So, really, any placement algorithm which generates a set of workplaces that is plausibly a sample drawn from the given distribution with an allocation algorithm that makes the set of commutes  plausibly a sample drawn from the commuting distance distribution is fine.

At least this gives us an empirical sanity check. Even if our algorithm isn’t guaranteed to adhere to these constraints, we can always re run it until we get an output which meets the constraints. I’d guess that my prior algorithm sketch would do the job.

CALLOUT: (I’m really not sure what they mean by “non-biased and met the marginal distributional constraints”. Non-biased wrt what? Is ‘marginal” doing some work here? We’re definitely outside my personal stats/epidemiology knowledge. So we need to revisit these.)

CALLOUT: So how do we check that our generated sets are plausibly drawn from the corresponding distributions. Only clues: “Figure SI3: (a) Data on numbers of workers in US working in workplaces of different size categories (see text for source), compared with maximum likelihood fit of offset power model for workplace size distribution. (b) Best fit modelled distribution of workplace sizes.” “Figure SI3: (a) Data on numbers of workers in Thailand working in workplaces of different size categories7 , compared with maximum likelihood fit of Zipf model for workplace size distribution. (b) Best fit probability distribution of workplace sizes.” I guess it’s maximum likelihood fit across the board. So that’s straightforward enough.

Now  I’m a bit nervous. We’re definitely outside my bailiwick and expertise. (Other teammates may be able to help out.) It’s hard  for me to tell whether this is poor reporting or that I’m not in the standard audience. Perhaps an experienced computational epidemiologist knows exactly which page of which standard textbook to go to. If that’s true, then for that audience, this is perfectly fine reporting for replication. It’d be nice if they reported for a somewhat more general audience. We can’t make everything perfectly self contained, but I don’t feel like an algorithm sketch or a few references would be so burdensome.

When looking around for help, I found a book which had this line in the intro:

Whenever appropriate, researchers should use available codes rather than writing their own. However, the true value of the new approach to choice modeling is the ability to create tailor-made models. The computational and programming steps that are needed to implement a new model are usually not difficult. An important goal of the book is to teach these skills as an integral part of the exposition of the models themselves. I personally find programming to be extremely valuable pedagogically. The process of coding a model helps me to understand how exactly the model operates, the reasons and implications of its structure, what features constitute the essential elements that cannot be changed while maintaining the basic approach, and which features are arbitrary and can easily be changed. I imagine other people learn this way too.
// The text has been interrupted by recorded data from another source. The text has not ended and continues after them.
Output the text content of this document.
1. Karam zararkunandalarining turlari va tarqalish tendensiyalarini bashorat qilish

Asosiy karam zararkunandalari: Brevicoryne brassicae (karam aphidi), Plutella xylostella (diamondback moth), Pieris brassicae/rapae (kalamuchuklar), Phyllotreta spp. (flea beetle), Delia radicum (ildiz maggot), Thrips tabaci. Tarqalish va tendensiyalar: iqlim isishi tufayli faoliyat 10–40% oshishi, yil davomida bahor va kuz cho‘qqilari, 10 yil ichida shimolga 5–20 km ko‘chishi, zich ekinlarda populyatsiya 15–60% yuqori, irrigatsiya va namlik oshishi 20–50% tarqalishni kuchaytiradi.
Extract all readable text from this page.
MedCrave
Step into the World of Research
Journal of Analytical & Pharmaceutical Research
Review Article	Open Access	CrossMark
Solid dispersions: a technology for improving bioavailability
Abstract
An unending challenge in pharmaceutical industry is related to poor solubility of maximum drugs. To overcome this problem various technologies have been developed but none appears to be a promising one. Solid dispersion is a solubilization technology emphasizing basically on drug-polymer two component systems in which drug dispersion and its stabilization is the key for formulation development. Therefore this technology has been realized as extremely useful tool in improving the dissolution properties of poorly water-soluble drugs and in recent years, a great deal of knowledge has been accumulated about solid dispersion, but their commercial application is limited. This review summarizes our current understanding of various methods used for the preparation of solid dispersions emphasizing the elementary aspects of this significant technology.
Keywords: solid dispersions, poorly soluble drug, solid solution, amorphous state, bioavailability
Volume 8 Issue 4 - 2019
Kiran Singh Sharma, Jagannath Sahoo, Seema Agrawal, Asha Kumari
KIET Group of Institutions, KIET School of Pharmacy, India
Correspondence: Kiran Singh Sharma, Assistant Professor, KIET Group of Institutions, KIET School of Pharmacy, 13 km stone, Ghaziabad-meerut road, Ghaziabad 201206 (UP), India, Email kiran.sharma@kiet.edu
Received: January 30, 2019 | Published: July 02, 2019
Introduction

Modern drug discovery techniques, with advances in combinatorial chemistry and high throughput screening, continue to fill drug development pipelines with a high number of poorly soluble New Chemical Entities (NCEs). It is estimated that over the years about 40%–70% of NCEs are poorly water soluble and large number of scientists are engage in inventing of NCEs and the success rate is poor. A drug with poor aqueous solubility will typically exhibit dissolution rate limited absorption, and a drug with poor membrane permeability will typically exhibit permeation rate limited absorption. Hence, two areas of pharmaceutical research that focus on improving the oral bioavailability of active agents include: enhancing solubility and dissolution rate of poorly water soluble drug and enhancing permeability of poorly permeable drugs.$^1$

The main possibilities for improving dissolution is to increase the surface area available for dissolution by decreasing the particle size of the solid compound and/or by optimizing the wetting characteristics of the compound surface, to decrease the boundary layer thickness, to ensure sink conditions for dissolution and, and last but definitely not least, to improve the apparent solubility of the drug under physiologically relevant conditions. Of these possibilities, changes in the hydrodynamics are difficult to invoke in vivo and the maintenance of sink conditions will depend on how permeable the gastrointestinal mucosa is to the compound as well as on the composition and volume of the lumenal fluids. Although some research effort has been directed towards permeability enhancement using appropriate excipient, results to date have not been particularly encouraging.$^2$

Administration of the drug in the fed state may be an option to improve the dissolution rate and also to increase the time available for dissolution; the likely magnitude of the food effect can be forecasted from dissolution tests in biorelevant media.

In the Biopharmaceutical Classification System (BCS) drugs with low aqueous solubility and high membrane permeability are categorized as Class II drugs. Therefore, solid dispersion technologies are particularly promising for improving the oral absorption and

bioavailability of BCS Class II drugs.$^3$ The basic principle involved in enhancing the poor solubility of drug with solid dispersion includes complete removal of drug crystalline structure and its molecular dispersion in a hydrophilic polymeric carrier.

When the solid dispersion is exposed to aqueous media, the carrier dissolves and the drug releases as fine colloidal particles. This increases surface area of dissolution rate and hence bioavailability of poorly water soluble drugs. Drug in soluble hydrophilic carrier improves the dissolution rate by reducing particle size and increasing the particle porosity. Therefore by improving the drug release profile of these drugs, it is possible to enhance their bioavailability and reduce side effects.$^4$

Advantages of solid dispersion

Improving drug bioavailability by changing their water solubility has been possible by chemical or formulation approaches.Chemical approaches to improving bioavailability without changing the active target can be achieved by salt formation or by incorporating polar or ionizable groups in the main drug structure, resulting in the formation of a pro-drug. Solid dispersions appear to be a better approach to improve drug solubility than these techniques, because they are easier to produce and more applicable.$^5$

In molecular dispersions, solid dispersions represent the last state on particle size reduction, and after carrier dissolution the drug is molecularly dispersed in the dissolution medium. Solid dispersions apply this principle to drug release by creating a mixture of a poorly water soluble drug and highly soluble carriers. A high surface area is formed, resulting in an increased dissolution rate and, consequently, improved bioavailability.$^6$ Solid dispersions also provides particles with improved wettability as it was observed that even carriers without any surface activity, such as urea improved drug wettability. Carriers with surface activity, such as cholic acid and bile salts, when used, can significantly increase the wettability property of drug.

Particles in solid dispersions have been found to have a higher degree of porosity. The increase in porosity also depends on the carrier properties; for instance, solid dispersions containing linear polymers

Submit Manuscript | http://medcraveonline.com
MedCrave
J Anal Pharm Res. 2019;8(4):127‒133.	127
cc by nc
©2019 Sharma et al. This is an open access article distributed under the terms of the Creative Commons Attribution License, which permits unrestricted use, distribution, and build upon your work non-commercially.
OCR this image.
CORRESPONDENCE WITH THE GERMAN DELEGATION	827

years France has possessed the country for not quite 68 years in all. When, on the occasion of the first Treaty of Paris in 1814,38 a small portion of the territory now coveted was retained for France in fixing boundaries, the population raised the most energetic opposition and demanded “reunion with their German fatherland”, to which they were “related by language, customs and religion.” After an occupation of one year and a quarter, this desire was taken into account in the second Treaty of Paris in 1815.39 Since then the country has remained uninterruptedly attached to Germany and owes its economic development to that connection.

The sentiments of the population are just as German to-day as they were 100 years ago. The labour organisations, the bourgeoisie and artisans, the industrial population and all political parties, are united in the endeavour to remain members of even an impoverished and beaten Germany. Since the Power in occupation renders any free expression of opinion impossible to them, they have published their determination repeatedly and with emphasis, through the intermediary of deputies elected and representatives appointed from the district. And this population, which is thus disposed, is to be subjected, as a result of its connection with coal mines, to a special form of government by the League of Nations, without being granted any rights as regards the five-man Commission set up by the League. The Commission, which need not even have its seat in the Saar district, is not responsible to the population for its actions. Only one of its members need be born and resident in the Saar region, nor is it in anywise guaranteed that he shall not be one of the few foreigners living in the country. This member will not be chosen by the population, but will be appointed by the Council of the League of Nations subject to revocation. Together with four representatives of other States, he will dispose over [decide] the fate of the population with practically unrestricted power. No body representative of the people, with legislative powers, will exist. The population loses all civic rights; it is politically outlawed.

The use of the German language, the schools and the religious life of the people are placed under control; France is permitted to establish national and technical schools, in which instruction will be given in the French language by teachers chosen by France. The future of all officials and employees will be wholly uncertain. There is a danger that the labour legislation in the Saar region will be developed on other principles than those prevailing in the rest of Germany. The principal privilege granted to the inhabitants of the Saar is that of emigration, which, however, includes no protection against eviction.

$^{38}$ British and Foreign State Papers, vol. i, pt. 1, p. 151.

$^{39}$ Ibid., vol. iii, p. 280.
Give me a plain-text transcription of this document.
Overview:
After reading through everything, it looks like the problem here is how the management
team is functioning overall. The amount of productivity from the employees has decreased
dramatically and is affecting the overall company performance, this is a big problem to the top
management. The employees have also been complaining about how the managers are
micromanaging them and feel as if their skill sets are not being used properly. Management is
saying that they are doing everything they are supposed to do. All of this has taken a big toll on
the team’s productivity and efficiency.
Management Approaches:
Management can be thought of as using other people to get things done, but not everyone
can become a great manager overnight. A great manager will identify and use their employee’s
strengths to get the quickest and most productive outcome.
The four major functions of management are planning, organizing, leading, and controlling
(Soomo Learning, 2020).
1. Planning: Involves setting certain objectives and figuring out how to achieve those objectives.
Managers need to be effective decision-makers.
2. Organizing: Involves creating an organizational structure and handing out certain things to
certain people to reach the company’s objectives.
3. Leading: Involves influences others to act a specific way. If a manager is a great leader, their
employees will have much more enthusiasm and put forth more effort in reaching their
I love all of this, but I’m really feeling the first sentence right now!

There are multiple overlapping literatures and code bases to navigate here.

Aha! I was feeling blue about all this but then I jumped over to the “model” description in the oldest paper (yes, this is absurd!):

The proportions of individuals attending different place types varies by age (see Section 1 above), and we assumed individuals are members of only one place. Places are distributed randomly in space, with a density proportional to that of the population. Individuals are randomly allocated to places at the start of a 8 simulation, with a probability which can depend on the distance between the individual and place and the number of individuals the place still has space for. Individuals are always allocated to places in the same country as their household location. For place types 1..3 (schools), only the total number of places of each type is constrained (thus constraining mean place size) – no constraint on the maximum membership of any one school is imposed. For place type 4 (workplaces), membership is constrained to produce a distribution of workplace sizes which matches the data discussed above, while also reproducing the observed distance to work distribution for Thailand. We define i n and j mi as the number of people in the household and place type j of individual i respectively.

Ok! This basically validates a lot of my thinking!

Ok, so I think in the first pass, we’ll do something like the free choice allocation model for schools with a post check that the distribution looks ok. It won’t be quite free choice since workplaces can fill up.

CALLOUT: We need to study the effects of free choice workplace allocation and to work on “a probabilistic dynamical algorithm based around the concept of workers competing for available vacancies with a choice function which depended on distance from household location (the ‘choice kernel’)” or the equivalent.

First, placement (which we combine with generation):

jobs_needed = load(total_employment)

# We need to get workforce size for the schools.
for s in schools:
    s.worker_count = s.student_count*(teacher_student_ratio)

workplaces = set()
# All schools are workplaces.
workplaces += schools

for p in pixels: # we iterate randomly over location squares
    if jobs_needed > 0:
        population = len(p.population)
        number_of_workplaces = some_prob_function_of(population)
        p.workplaces = workplace_generate(number_of_workplaces) + p.schools
        jobs_needed -= sum([wp.worker_count for wp in p.workplaces])

Now allocation:

for person in population:
    person.commute_distance = generate_commute_distance()
    # We need a set of workplace "near" the commute distance.
    # If there are workplaces on the circle with radius commute distance
    # they go in. We might add more closer or further if we don't have any
    # or not enough. All should be "about" commute distance away and have a 
    # a free slot.
    candidate_workplaces = hiring_workplaces_nearest(person.home_pixel, person.commute_distance) 
    p.workplace = choose(candidate_workplaces)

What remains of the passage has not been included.